New Year holiday ends with a rash of suicidesFirst come the holidays.
Then the suicides.
On Sunday, the last day of the five-day Lunar New Year holiday, an 89-year-old surnamed Yang was found dead, having hanged himself in the underground parking lot of his apartment complex in Yongsan District, central Seoul. Police said Yang had suffered from severe depression after his wife passed away.
Later that day, a 40-year-old man was found dead in his home in Eunpyeong District, northwestern Seoul. He is believed to have died from asphyxiation after lighting a charcoal briquette in a sealed room. Authorities investigating the case said he had financial problems and could not afford to pay his rent and utility bills.
Also on Sunday, a 33-year-old man surnamed Kim was found hanging from a tree branch in a park in Gangseo District, western Seoul.
According to police, he left his home at 9 a.m. on Saturday and did not return, telling his family that he had a job, even though he did not.
When the Korea Suicide Prevention Center analyzed the number of suicides over the past five years, officials calculated that the number of people who killed themselves following big holidays like Lunar New Year and Chuseok stood at 43.4 each year - larger than the average daily suicide rate of 40.4.
Analysts say holidays often highlight people’s problems and aggravate conflicts.
“Big holidays amplify our daily lives,” says Shin Gwang-yeong, a sociology professor at Chung-Ang University. “If the bond between family members is strong, holidays make it even stronger. But if the family has problems, they become even larger, and people who don’t have family feel left out even more than on other days.”
Another reason for suicides after the holidays could be a lack of communication among family members, which is highlighted during the holiday celebrations.

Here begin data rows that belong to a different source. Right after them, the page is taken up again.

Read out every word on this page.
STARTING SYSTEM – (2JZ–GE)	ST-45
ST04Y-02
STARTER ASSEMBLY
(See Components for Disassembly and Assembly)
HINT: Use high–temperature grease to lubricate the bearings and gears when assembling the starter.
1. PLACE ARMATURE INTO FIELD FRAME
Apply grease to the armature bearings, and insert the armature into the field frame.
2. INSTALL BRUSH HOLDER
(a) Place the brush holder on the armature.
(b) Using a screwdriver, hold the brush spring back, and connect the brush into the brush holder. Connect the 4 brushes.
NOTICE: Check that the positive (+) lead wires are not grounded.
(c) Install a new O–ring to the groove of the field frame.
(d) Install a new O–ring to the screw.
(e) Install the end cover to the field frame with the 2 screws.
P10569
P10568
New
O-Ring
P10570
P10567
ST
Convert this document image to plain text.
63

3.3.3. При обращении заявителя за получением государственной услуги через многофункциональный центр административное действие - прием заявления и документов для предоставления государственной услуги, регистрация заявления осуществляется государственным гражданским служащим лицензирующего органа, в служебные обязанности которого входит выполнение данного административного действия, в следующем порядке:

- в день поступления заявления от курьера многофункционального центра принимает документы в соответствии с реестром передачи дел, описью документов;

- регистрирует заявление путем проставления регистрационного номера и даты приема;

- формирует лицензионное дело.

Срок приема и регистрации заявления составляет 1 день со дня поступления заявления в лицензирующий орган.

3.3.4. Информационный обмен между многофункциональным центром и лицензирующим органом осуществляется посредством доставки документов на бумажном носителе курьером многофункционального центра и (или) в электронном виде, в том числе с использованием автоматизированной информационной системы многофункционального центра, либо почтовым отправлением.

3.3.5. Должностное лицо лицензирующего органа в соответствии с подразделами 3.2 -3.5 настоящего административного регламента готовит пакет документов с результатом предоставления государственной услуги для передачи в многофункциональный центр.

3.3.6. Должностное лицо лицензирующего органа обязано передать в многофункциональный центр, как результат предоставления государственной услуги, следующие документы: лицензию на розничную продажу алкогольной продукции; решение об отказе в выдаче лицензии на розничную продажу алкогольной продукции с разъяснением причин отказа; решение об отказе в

Other analysts say many people suffering from economic hardship often choose to die rather than to ask for help, probably due to a lack of trust among family.
“Men, who are mostly responsible for supporting their families, are obsessed with the idea that they should pretend they are well-off even when they have difficulties,” said Park So-yeong, a social welfare professor at Semyung University. “They decide to take their own lives because they assume their family members would not sympathize with them if they confide their difficulties.”
An example would be a 35-year-old who is believed to have drugged his wife and three children with sleeping pills and killed them and himself while heading to his parents on Thursday.
Police said the 35-year-old had 150 million won ($135,000) in debt in his wife’s name.
He “seems to have killed his family and himself because his parents would not have understood the problems he had,” Professor Park said.